10. The method for real-time parsing and anomaly detection of communication call detail records as described in claim 1, characterized in that, The method further includes: Calculate the percentage concentration of the first risk abnormal call records corresponding to the first risk alarm signal in the current batch of call record data stream, and determine whether the percentage concentration is greater than a preset second threshold. If the percentage concentration is greater than or equal to the second threshold, a traffic shaping control strategy is triggered to dynamically downgrade the detection intensity of non-core business dimensions, while increasing the inference priority of the lightweight anomaly detection model; if the percentage concentration is less than the second threshold, the current detection intensity and rule weights are maintained, and the handling status identification data is synchronously fed back to the dynamic parsing template library.

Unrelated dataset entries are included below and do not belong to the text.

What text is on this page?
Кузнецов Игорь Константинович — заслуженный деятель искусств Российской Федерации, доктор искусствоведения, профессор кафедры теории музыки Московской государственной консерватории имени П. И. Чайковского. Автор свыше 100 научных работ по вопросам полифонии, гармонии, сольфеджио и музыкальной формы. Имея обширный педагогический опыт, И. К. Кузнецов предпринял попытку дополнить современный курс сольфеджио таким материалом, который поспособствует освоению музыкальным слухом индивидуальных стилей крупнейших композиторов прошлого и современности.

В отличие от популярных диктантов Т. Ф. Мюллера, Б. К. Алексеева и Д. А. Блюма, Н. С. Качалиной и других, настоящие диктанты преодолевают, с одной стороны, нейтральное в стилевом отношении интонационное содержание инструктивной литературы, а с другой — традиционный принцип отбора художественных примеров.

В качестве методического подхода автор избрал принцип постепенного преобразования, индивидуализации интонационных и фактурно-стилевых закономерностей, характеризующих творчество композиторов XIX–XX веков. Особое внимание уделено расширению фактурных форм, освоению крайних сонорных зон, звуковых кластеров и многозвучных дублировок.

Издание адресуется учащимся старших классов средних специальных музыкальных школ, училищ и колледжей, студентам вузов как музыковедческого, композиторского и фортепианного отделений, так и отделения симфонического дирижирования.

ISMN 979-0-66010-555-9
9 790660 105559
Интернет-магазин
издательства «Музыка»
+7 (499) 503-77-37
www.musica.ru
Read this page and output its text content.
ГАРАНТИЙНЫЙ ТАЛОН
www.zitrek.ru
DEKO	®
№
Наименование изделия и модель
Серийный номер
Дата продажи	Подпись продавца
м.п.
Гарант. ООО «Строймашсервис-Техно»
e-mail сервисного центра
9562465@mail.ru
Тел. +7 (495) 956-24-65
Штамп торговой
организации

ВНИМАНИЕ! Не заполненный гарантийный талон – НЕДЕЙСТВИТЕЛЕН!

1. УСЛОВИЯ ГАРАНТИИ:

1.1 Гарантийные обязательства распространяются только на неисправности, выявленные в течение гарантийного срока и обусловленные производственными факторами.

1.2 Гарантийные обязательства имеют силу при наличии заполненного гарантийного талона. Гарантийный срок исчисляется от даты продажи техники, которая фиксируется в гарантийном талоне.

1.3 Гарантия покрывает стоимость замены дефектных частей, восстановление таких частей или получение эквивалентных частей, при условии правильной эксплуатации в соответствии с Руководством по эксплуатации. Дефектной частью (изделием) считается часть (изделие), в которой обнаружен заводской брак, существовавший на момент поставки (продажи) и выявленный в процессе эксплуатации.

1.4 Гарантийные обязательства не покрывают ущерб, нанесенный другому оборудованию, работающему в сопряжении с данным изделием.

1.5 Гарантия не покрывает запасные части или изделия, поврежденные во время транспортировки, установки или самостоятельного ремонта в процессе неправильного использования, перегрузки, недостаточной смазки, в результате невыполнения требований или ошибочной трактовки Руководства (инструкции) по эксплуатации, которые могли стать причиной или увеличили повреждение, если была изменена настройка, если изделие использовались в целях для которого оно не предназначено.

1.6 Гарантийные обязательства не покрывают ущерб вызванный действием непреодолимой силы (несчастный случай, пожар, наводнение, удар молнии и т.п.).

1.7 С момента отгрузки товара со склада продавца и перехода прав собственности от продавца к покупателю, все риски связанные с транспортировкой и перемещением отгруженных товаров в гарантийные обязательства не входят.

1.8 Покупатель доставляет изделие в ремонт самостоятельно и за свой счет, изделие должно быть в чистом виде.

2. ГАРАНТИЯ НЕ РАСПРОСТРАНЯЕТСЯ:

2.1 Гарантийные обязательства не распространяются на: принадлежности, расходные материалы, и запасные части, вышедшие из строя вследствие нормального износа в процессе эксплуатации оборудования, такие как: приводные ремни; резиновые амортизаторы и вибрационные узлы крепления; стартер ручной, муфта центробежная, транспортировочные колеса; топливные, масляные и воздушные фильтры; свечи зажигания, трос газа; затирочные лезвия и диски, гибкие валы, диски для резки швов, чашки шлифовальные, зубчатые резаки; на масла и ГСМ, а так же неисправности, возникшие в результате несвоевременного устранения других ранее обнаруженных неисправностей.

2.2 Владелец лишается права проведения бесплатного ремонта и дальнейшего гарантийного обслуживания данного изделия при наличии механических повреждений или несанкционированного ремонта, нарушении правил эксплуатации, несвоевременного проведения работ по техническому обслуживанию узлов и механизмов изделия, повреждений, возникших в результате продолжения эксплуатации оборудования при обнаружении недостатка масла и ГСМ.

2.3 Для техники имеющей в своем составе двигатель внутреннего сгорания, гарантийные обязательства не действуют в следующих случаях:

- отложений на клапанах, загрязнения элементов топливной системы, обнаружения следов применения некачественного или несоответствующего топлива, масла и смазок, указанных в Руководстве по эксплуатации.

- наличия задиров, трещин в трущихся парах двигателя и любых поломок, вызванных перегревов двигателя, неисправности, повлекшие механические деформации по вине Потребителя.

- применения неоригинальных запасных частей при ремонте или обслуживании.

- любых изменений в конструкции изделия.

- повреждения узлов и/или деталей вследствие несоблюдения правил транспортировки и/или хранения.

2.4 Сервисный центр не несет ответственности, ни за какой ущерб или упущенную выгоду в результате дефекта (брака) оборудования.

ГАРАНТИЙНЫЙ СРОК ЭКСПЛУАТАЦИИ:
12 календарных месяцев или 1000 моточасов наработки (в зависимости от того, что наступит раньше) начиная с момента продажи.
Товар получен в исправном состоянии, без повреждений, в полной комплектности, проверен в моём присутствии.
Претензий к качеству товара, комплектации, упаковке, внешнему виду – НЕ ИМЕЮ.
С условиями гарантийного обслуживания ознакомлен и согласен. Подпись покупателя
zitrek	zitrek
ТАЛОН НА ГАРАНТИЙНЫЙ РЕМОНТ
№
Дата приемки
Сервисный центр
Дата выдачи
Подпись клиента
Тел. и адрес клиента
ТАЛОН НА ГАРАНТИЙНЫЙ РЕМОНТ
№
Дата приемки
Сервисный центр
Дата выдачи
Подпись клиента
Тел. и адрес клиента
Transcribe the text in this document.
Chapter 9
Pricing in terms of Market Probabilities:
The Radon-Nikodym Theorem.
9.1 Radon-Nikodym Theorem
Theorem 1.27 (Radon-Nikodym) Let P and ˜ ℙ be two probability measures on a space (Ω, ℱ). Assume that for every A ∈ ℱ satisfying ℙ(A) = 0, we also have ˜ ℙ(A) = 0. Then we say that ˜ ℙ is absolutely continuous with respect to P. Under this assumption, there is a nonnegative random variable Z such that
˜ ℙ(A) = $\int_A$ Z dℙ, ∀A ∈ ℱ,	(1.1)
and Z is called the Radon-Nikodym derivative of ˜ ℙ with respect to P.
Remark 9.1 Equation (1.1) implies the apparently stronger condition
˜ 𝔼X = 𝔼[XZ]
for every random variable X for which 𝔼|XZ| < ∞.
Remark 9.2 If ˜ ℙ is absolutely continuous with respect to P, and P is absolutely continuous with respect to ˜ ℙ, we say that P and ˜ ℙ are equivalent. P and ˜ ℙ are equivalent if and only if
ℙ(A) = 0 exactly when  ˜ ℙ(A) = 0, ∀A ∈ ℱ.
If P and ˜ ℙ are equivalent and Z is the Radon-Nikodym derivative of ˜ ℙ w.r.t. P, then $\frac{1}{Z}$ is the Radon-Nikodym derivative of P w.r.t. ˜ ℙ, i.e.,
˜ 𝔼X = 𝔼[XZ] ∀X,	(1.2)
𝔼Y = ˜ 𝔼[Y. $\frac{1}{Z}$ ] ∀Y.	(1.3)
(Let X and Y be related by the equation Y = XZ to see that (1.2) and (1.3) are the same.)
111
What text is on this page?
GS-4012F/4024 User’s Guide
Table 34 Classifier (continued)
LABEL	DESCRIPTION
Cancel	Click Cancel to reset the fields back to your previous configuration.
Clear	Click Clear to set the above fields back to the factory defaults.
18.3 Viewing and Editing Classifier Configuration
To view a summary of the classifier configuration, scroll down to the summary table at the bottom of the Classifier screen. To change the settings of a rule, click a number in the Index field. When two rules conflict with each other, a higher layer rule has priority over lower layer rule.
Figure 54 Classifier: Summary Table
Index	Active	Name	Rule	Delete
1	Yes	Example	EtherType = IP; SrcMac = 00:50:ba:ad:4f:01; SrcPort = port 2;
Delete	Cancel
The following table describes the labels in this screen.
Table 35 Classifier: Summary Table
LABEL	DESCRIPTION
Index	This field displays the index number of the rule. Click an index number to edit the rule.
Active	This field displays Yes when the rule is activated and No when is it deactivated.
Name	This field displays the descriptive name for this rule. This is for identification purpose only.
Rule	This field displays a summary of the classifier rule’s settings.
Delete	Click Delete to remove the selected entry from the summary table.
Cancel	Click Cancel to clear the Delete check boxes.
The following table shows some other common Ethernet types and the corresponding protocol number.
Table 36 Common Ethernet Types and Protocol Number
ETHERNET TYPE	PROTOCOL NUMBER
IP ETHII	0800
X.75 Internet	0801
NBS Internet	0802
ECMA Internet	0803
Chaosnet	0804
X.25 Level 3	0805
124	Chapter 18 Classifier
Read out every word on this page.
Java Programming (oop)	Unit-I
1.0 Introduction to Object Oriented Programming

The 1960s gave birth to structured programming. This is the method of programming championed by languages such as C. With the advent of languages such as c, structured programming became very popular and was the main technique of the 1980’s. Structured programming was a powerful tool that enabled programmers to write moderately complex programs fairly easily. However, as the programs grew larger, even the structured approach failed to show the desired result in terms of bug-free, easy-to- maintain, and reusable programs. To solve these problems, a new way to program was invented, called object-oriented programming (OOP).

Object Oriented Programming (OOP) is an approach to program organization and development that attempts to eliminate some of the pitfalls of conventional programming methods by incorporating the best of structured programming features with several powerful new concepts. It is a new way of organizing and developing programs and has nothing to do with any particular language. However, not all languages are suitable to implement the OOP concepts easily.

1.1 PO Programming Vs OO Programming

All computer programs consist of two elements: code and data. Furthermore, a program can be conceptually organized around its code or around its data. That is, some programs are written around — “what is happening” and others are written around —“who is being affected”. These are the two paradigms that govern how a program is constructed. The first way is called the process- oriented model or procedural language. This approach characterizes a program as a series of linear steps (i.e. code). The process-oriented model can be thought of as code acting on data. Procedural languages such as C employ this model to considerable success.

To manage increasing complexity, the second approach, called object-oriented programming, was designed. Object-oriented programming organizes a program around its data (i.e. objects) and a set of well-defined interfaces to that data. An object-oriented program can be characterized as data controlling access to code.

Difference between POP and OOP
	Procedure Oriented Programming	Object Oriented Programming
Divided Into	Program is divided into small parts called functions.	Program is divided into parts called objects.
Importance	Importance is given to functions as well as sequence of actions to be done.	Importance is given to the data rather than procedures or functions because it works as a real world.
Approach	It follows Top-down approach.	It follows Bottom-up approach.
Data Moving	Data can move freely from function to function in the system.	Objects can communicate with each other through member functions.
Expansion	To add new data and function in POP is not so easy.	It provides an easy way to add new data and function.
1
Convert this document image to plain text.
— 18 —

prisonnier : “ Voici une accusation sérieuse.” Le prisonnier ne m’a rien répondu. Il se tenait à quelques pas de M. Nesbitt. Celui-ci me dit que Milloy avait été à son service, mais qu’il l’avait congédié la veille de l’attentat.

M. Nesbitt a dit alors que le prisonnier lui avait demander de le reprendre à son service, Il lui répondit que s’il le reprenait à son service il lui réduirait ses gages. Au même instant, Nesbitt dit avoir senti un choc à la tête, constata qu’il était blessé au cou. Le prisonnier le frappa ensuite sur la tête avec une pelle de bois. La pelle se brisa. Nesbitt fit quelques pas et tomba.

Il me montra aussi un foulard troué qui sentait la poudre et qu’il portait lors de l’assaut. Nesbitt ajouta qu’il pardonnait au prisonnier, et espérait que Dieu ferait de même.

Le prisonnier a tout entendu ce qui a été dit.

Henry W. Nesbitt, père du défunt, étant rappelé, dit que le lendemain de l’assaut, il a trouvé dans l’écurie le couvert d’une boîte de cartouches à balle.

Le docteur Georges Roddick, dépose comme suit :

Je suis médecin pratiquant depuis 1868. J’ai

11. A real-time communication call detail record (CDR) parsing and anomaly detection system, used to implement the real-time CDR parsing and anomaly detection method according to any one of claims 1-10, characterized in that, include: The standardized parsing module is used to collect raw call detail record (CDR) data streams from different network element devices in real time, obtain configuration data of the dynamic parsing template library, and generate standardized CDR sequences by combining sliding time windows and sequence number verification. The anomaly scoring module is used to extract four-dimensional feature vectors from standardized call detail record (CDR) sequences in real time, input them into a pre-trained lightweight anomaly detection model, and obtain an anomaly risk score for each CDR entity. The anomaly detection module constructs a user-base station association graph based on terminal identity information and base station identifiers, extracts multi-dimensional similarity feature vectors, divides gang clusters through hierarchical clustering, and generates a first risk alarm signal containing anomaly evidence chains. The visualization module uses a distributed message queue to divide the standardized call detail record (CDR) sequence into streaming data batches according to a preset real-time streaming frame rate. It executes streaming data import and front-end visualization rendering in parallel, and monitors write latency and rendering frame rate in real time.